Papier, violette, filante

Vingt-quatrième papier

24.


Au commencement, tout est noir. Il n’y a pas un filet de lumière, pas même l’ombre d’une ombre. Rien à quoi nos yeux pourraient s’habituer, puisqu’il faut qu’un rayon s’y reflète. C’est l’absence. Le froid.

Puis soudain, les étoiles apparaissent : elles éclairent tout de leur halo, elles illuminent la scène. Et c’est une toile marquetée de milliers de points sur laquelle elles lèvent le voile. Comme un soir d’été empli de lucioles. Magnifique. Pourtant, au milieu des orbes, un cercle parfait reste complètement noir. Noir et vide de tout. Un frisson parcourt ma nuque. C’est le néant. Le vrai Rien. La lumière y est attirée, mais elle ne pourra plus jamais en sortir. De même que tout ce qui s’en approchera. Est-ce qu’on continue d’exister si on tombe dedans ? Est-ce qu’il y a de la vie à l’intérieur ? À quel point est-ce vaste ? Combien de milliers d’années d’éléments ont été attirés ? Est-ce qu’il y a un fond ? Est-ce que tout a été détruit ? Sinon que reste-t-il ? Est-ce que tout s’est amalgamé ? Est-ce que certains objets ont fusionné ? Je pense que tout est mort et gelé à l’intérieur. Si rien ne se dégage de ce trou, c’est que tout est fini. Il n’y a que la mort qui ne dégage rien.

Les étoiles se multiplient encore, se rassemblent et se mettent à tourbillonner. De nouvelles teintes émergent, des dégradés de rouge, d’orange, quelques violets. De longues traînées de lumière serpentent et forment une spirale, infinie. En son sein repose une sphère chaude et chatoyante ; elle chasse le froid qui gelait mon cœur. Je veux profiter de cette vue, encore un peu plus.

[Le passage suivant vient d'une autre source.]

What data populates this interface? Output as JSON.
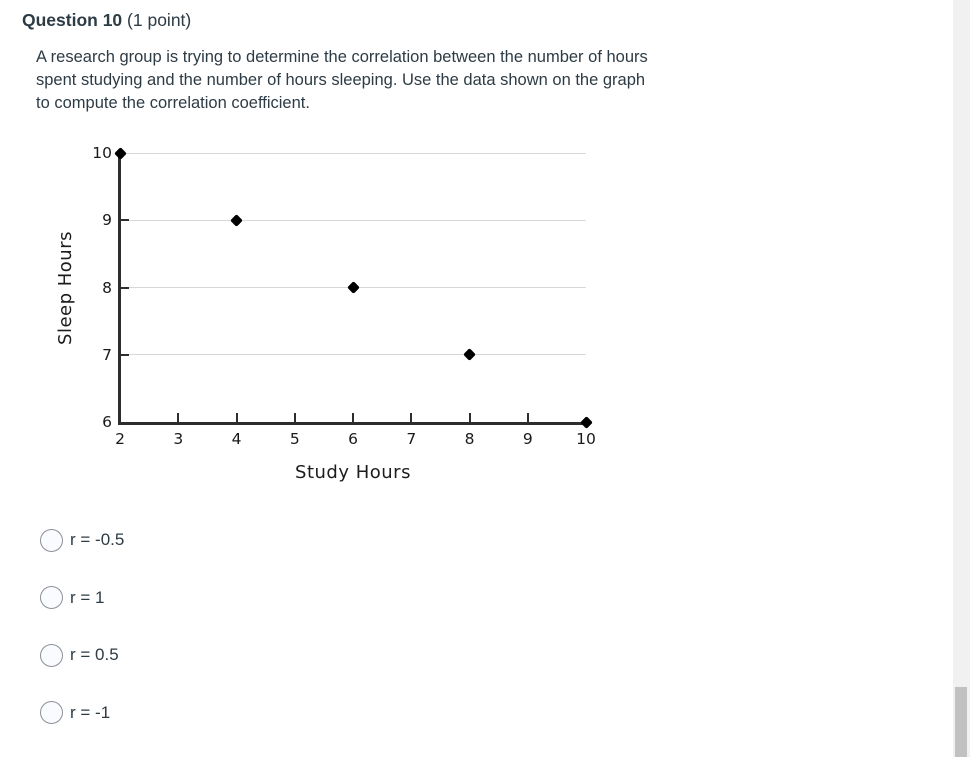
{
  "header": {
    "title": "Question 10",
    "points": "(1 point)"
  },
  "question": {
    "prompt_lines": [
      "A research group is trying to determine the correlation between the number of hours",
      "spent studying and the number of hours sleeping. Use the data shown on the graph",
      "to compute the correlation coefficient."
    ]
  },
  "chart_data": {
    "type": "scatter",
    "title": "",
    "xlabel": "Study Hours",
    "ylabel": "Sleep Hours",
    "x": [
      2,
      4,
      6,
      8,
      10
    ],
    "y": [
      10,
      9,
      8,
      7,
      6
    ],
    "xlim": [
      2,
      10
    ],
    "ylim": [
      6,
      10
    ],
    "xticks": [
      2,
      3,
      4,
      5,
      6,
      7,
      8,
      9,
      10
    ],
    "yticks": [
      6,
      7,
      8,
      9,
      10
    ],
    "grid": "horizontal-only",
    "legend": "none",
    "marker": "black-diamond",
    "colors": {
      "point": "#000000",
      "axis": "#2d2d2d",
      "gridline": "#d8d8d8",
      "tick_text": "#1a1a1a"
    }
  },
  "options": [
    {
      "label": "r = -0.5",
      "selected": false
    },
    {
      "label": "r = 1",
      "selected": false
    },
    {
      "label": "r = 0.5",
      "selected": false
    },
    {
      "label": "r = -1",
      "selected": false
    }
  ],
  "colors": {
    "text": "#2d3b45",
    "background": "#ffffff",
    "scrollbar_track": "#f1f1f1",
    "scrollbar_thumb": "#c1c1c1"
  }
}
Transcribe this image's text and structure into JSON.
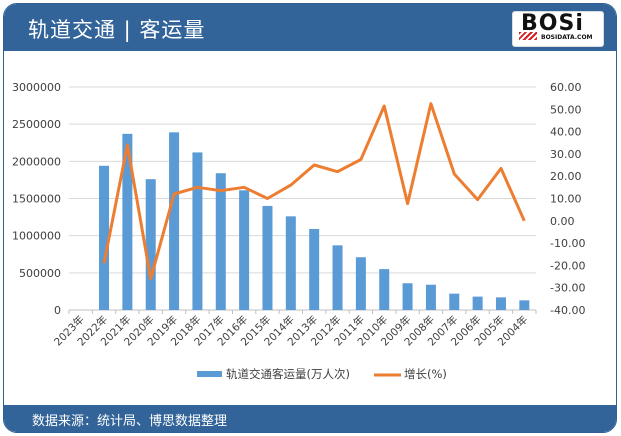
{
  "header": {
    "title": "轨道交通 | 客运量",
    "logo_text": "BOSi",
    "logo_subtext": "BOSIDATA.COM"
  },
  "footer": {
    "source": "数据来源：统计局、博思数据整理"
  },
  "colors": {
    "header_bg": "#326499",
    "bar": "#5b9bd5",
    "line": "#ed7d31",
    "grid": "#d9d9d9"
  },
  "chart_data": {
    "type": "bar+line",
    "title": "轨道交通 | 客运量",
    "categories": [
      "2023年",
      "2022年",
      "2021年",
      "2020年",
      "2019年",
      "2018年",
      "2017年",
      "2016年",
      "2015年",
      "2014年",
      "2013年",
      "2012年",
      "2011年",
      "2010年",
      "2009年",
      "2008年",
      "2007年",
      "2006年",
      "2005年",
      "2004年"
    ],
    "series": [
      {
        "name": "轨道交通客运量(万人次)",
        "type": "bar",
        "axis": "left",
        "values": [
          null,
          1940000,
          2370000,
          1760000,
          2390000,
          2120000,
          1840000,
          1610000,
          1400000,
          1260000,
          1090000,
          870000,
          710000,
          550000,
          360000,
          340000,
          220000,
          180000,
          170000,
          130000
        ]
      },
      {
        "name": "增长(%)",
        "type": "line",
        "axis": "right",
        "values": [
          null,
          -19.0,
          34.0,
          -26.0,
          12.0,
          15.0,
          13.5,
          15.0,
          10.0,
          16.0,
          25.0,
          22.0,
          27.5,
          51.5,
          7.7,
          52.5,
          21.0,
          9.5,
          23.5,
          0.0
        ]
      }
    ],
    "left_axis": {
      "ylim": [
        0,
        3000000
      ],
      "ticks": [
        "0",
        "500000",
        "1000000",
        "1500000",
        "2000000",
        "2500000",
        "3000000"
      ]
    },
    "right_axis": {
      "ylim": [
        -40,
        60
      ],
      "ticks": [
        "-40.00",
        "-30.00",
        "-20.00",
        "-10.00",
        "0.00",
        "10.00",
        "20.00",
        "30.00",
        "40.00",
        "50.00",
        "60.00"
      ]
    },
    "xlabel": "",
    "ylabel": "",
    "grid": true,
    "legend_position": "bottom",
    "legend": [
      "轨道交通客运量(万人次)",
      "增长(%)"
    ]
  }
}
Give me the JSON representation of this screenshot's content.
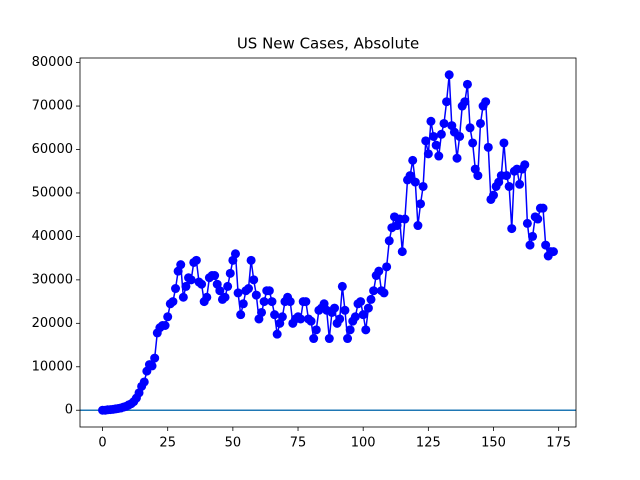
{
  "chart_data": {
    "type": "line",
    "title": "US New Cases, Absolute",
    "x": [
      0,
      1,
      2,
      3,
      4,
      5,
      6,
      7,
      8,
      9,
      10,
      11,
      12,
      13,
      14,
      15,
      16,
      17,
      18,
      19,
      20,
      21,
      22,
      23,
      24,
      25,
      26,
      27,
      28,
      29,
      30,
      31,
      32,
      33,
      34,
      35,
      36,
      37,
      38,
      39,
      40,
      41,
      42,
      43,
      44,
      45,
      46,
      47,
      48,
      49,
      50,
      51,
      52,
      53,
      54,
      55,
      56,
      57,
      58,
      59,
      60,
      61,
      62,
      63,
      64,
      65,
      66,
      67,
      68,
      69,
      70,
      71,
      72,
      73,
      74,
      75,
      76,
      77,
      78,
      79,
      80,
      81,
      82,
      83,
      84,
      85,
      86,
      87,
      88,
      89,
      90,
      91,
      92,
      93,
      94,
      95,
      96,
      97,
      98,
      99,
      100,
      101,
      102,
      103,
      104,
      105,
      106,
      107,
      108,
      109,
      110,
      111,
      112,
      113,
      114,
      115,
      116,
      117,
      118,
      119,
      120,
      121,
      122,
      123,
      124,
      125,
      126,
      127,
      128,
      129,
      130,
      131,
      132,
      133,
      134,
      135,
      136,
      137,
      138,
      139,
      140,
      141,
      142,
      143,
      144,
      145,
      146,
      147,
      148,
      149,
      150,
      151,
      152,
      153,
      154,
      155,
      156,
      157,
      158,
      159,
      160,
      161,
      162,
      163,
      164,
      165,
      166,
      167,
      168,
      169,
      170,
      171,
      172,
      173
    ],
    "series": [
      {
        "color": "#0000ff",
        "marker": "circle",
        "values": [
          0,
          0,
          100,
          150,
          200,
          300,
          400,
          500,
          700,
          900,
          1200,
          1500,
          2000,
          2800,
          4000,
          5500,
          6500,
          9000,
          10500,
          10200,
          12000,
          17800,
          19000,
          19500,
          19500,
          21500,
          24500,
          25000,
          28000,
          32000,
          33500,
          26000,
          28500,
          30500,
          30000,
          34000,
          34500,
          29500,
          29000,
          25000,
          26000,
          30500,
          31000,
          31000,
          29000,
          27500,
          25500,
          26000,
          28500,
          31500,
          34500,
          36000,
          27000,
          22000,
          24500,
          27500,
          28000,
          34500,
          30000,
          26500,
          21000,
          22500,
          25000,
          27500,
          27500,
          25000,
          22000,
          17500,
          20000,
          21500,
          25000,
          26000,
          25000,
          20000,
          21000,
          21500,
          21000,
          25000,
          25000,
          21000,
          20500,
          16500,
          18500,
          23000,
          23500,
          24500,
          23000,
          16500,
          22500,
          23500,
          20000,
          21000,
          28500,
          23000,
          16500,
          18500,
          20500,
          21500,
          24500,
          25000,
          22000,
          18500,
          23500,
          25500,
          27500,
          31000,
          32000,
          27500,
          27000,
          33000,
          39000,
          42000,
          44500,
          42500,
          44000,
          36500,
          44000,
          53000,
          54000,
          57500,
          52500,
          42500,
          47500,
          51500,
          62000,
          59000,
          66500,
          63000,
          61000,
          58500,
          63500,
          66000,
          71000,
          77200,
          65500,
          64000,
          58000,
          63000,
          70000,
          71000,
          75000,
          65000,
          61500,
          55500,
          54000,
          66000,
          70000,
          71000,
          60500,
          48500,
          49500,
          51500,
          52500,
          54000,
          61500,
          54000,
          51500,
          41800,
          55000,
          55500,
          52000,
          55500,
          56500,
          43000,
          38000,
          40000,
          44500,
          44000,
          46500,
          46500,
          38000,
          35500,
          36500,
          36500
        ]
      }
    ],
    "hline": {
      "value": 0,
      "color": "#1f77b4"
    },
    "xlim": [
      -8.65,
      181.65
    ],
    "xticks": [
      0,
      25,
      50,
      75,
      100,
      125,
      150,
      175
    ],
    "ylim": [
      -3860,
      81060
    ],
    "yticks": [
      0,
      10000,
      20000,
      30000,
      40000,
      50000,
      60000,
      70000,
      80000
    ]
  }
}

Parfois, il arrive qu’un astre, ou plusieurs, quittent la gravité rassurante du cercle de leurs congénères. La faute en revient toujours à l’interaction de l’astre avec un autre cercle qui l’attire, ou à la rencontre malchanceuse de cet astre avec le vrai Rien. Il n’est pas difficile de deviner quelle situation renferme l’issue la plus heureuse. Dans les deux cas, la séparation est douloureuse et triste : pas étonnant que l’astre accélère après être sorti de son cocon. Il plonge de toutes ses forces vers l’inconnu pour y perdre son chagrin, pour s’y perdre aussi. On suit ce bout de nacre encore un moment, alors qu’il traverse l’espace et dépasse ceux qui sont plus lents que lui. Petit à petit, son éclat faiblit et on ne le voit bientôt plus. Ça y est : il a disparu. À l’endroit où il était ne reste que le vide. Un moment passe, triste. Brusquement, une gigantesque explosion débute, puis se propage jusqu’à ce qu’il n’y ait plus rien d’autre qu’une onde brillante et intensément lumineuse. Un dernier adieu, fulgurant. Tout devient noir. C’était une belle fin. Elle atténue un peu la mélancolie que je ressens.

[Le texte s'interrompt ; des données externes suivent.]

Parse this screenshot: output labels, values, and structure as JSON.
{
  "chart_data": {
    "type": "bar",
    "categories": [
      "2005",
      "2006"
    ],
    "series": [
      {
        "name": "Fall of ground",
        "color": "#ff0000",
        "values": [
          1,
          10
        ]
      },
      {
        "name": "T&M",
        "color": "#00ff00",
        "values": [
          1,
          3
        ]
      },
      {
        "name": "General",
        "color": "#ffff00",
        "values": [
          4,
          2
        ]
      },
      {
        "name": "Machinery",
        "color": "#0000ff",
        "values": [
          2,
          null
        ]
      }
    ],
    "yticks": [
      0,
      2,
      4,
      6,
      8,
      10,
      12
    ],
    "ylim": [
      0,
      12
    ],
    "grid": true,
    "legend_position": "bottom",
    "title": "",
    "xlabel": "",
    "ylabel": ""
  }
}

La scène se modifie, et deux spirales étincelantes entrent en collision. Puis elles se séparent, et recommencent, se tournent autour et serpentent, jouent ensemble comme deux feux d’artifice, semant des étoiles un peu partout. Les dorés explosent, les vermeils et les bleus aussi, semblables à des vagues qui s’écrasent sur les rochers. Au fur et à mesure, le ressac se fait moins puissant, les jeux plus doux, les séparations moins fréquentes, et à la fin il ne reste plus qu’un grand tourbillon. Calmement, ce dernier tournoie, et ses couleurs chatoyantes circulent comme de vastes courants placides. Je voudrais m’y perdre, m’y noyer, m’entourer de ces couleurs à jamais.

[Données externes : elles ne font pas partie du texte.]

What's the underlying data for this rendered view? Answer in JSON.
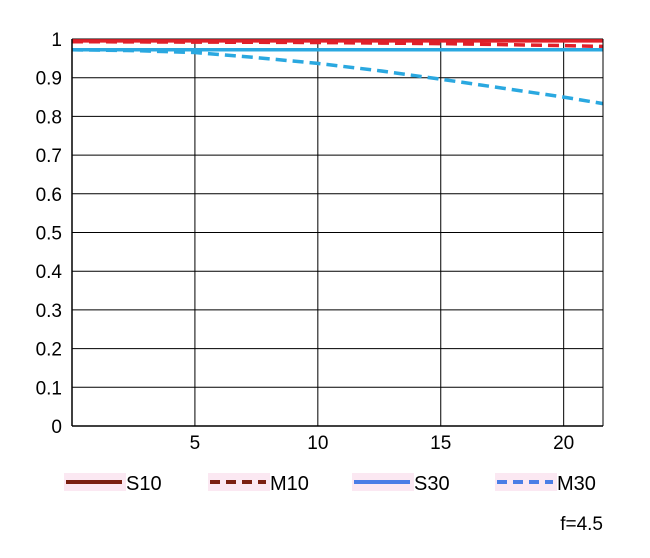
{
  "chart_data": {
    "type": "line",
    "xlim": [
      0,
      21.6
    ],
    "ylim": [
      0,
      1
    ],
    "x_ticks": [
      5,
      10,
      15,
      20
    ],
    "y_ticks": [
      0,
      0.1,
      0.2,
      0.3,
      0.4,
      0.5,
      0.6,
      0.7,
      0.8,
      0.9,
      1
    ],
    "y_tick_labels": [
      "0",
      "0.1",
      "0.2",
      "0.3",
      "0.4",
      "0.5",
      "0.6",
      "0.7",
      "0.8",
      "0.9",
      "1"
    ],
    "x_tick_labels": [
      "5",
      "10",
      "15",
      "20"
    ],
    "grid": true,
    "legend_position": "bottom",
    "annotation": "f=4.5",
    "series": [
      {
        "name": "S10",
        "color": "#e0202a",
        "legend_color": "#7a1f10",
        "dash": "solid",
        "x": [
          0,
          5,
          10,
          15,
          20,
          21.6
        ],
        "y": [
          0.995,
          0.995,
          0.995,
          0.995,
          0.995,
          0.995
        ]
      },
      {
        "name": "M10",
        "color": "#e0202a",
        "legend_color": "#7a1f10",
        "dash": "dashed",
        "x": [
          0,
          5,
          10,
          15,
          20,
          21.6
        ],
        "y": [
          0.993,
          0.992,
          0.991,
          0.988,
          0.983,
          0.981
        ]
      },
      {
        "name": "S30",
        "color": "#2aa8e0",
        "legend_color": "#4a7ee6",
        "dash": "solid",
        "x": [
          0,
          5,
          10,
          15,
          20,
          21.6
        ],
        "y": [
          0.972,
          0.972,
          0.972,
          0.972,
          0.972,
          0.972
        ]
      },
      {
        "name": "M30",
        "color": "#2aa8e0",
        "legend_color": "#4a7ee6",
        "dash": "dashed",
        "x": [
          0,
          2.5,
          5,
          7.5,
          10,
          12.5,
          15,
          17.5,
          20,
          21.6
        ],
        "y": [
          0.972,
          0.97,
          0.965,
          0.952,
          0.937,
          0.918,
          0.896,
          0.873,
          0.85,
          0.833
        ]
      }
    ]
  }
}
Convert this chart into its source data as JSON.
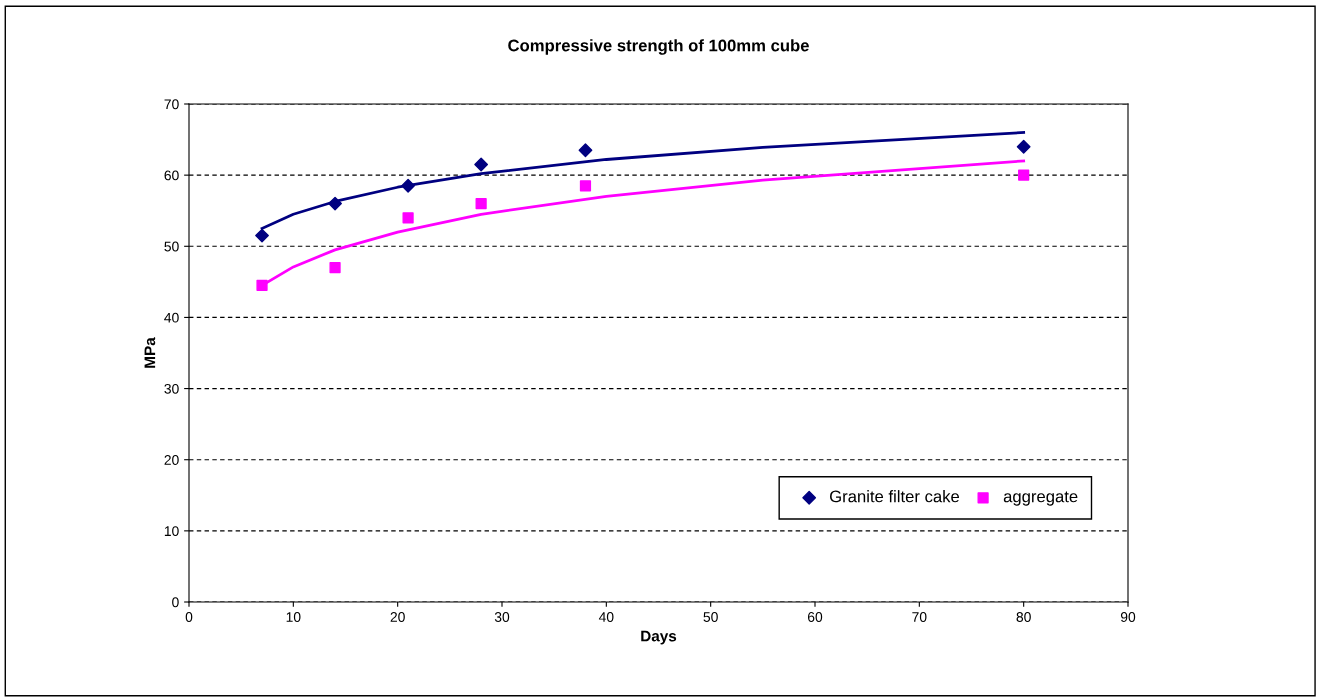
{
  "chart_data": {
    "type": "scatter",
    "title": "Compressive strength of 100mm cube",
    "xlabel": "Days",
    "ylabel": "MPa",
    "x": [
      7,
      14,
      21,
      28,
      38,
      80
    ],
    "series": [
      {
        "name": "Granite filter cake",
        "color": "#000080",
        "values": [
          51.5,
          56,
          58.5,
          61.5,
          63.5,
          64
        ],
        "marker": "diamond"
      },
      {
        "name": "aggregate",
        "color": "#ff00ff",
        "values": [
          44.5,
          47,
          54,
          56,
          58.5,
          60
        ],
        "marker": "square"
      },
      {
        "type": "line",
        "color": "#000080",
        "x": [
          7,
          10,
          14,
          20,
          28,
          40,
          55,
          80
        ],
        "values": [
          52.5,
          54.5,
          56.3,
          58.3,
          60.2,
          62.2,
          63.9,
          66.0
        ]
      },
      {
        "type": "line",
        "color": "#ff00ff",
        "x": [
          7,
          10,
          14,
          20,
          28,
          40,
          55,
          80
        ],
        "values": [
          44.5,
          47.1,
          49.5,
          52.0,
          54.5,
          57.0,
          59.3,
          62.0
        ]
      }
    ],
    "xlim": [
      0,
      90
    ],
    "xticks": [
      0,
      10,
      20,
      30,
      40,
      50,
      60,
      70,
      80,
      90
    ],
    "ylim": [
      0,
      70
    ],
    "yticks": [
      0,
      10,
      20,
      30,
      40,
      50,
      60,
      70
    ],
    "grid": "y",
    "legend": "bottom right",
    "line_style": "solid"
  }
}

On s’éloigne progressivement de cette vue envoûtante, à reculons. Un bout de terre bleu apparaît sur la droite, et c’est une sphère entière de glace qui émerge. Est-ce qu’il y avait de l’eau à l’état liquide avant ? Si oui, que s’est-il passé ? Est-ce qu’il peut arriver la même chose à notre planète ? Est-ce qu’il existe des extraterrestres des glaces qui vivent dans ce genre de climat et qui creusent des galeries, par exemple ? Ont-ils des animaux de compagnie ? Un jardin ? Ou est-ce que la vie est tout simplement impossible ? Je n’aurais pas envie d’aller là-bas, mais j’aimerais beaucoup savoir ce qu’il s’y passe. Un autre morceau de roche apparaît à gauche, rougeoyant. La planète brille comme un énorme rubis et brûle intensément. Je me demande s’il y a des espèces qui peuvent vivre dans les flammes ; on dit que la salamandre en est capable, mais je ne sais pas si c’est vrai. Est-ce que, s’il y a des habitants, ils ressemblent tous à de grosses salamandres ? Des salamandres avec des pouces opposables pour pouvoir faire plus de choses ? Est-ce qu’ils sont capables de se nourrir d’énergie vu que rien ne pousse ?

La vision de ces deux mondes est agréable, le froid et le chaud ; je sens une douce quiétude s’écouler dans mes veines. La mélancolie n’est plus là, et c’est l’apaisement qui la remplace progressivement. Je me demande si les habitants des deux planètes ont conscience d’avoir des voisins, et s’ils s’entendent bien. Avec des climats si différents, peut-être qu’ils ne peuvent pas se rencontrer en vrai mais qu’ils s’envoient des messages ? Peut-être qu’ils se connaissent depuis des centaines d’années sans jamais avoir pu se voir face à face ? Peut-être que ce n’est pas quelque chose d’important dans leur culture et qu’ils sont heureux comme ça. C’est tout ce qui compte, vraiment.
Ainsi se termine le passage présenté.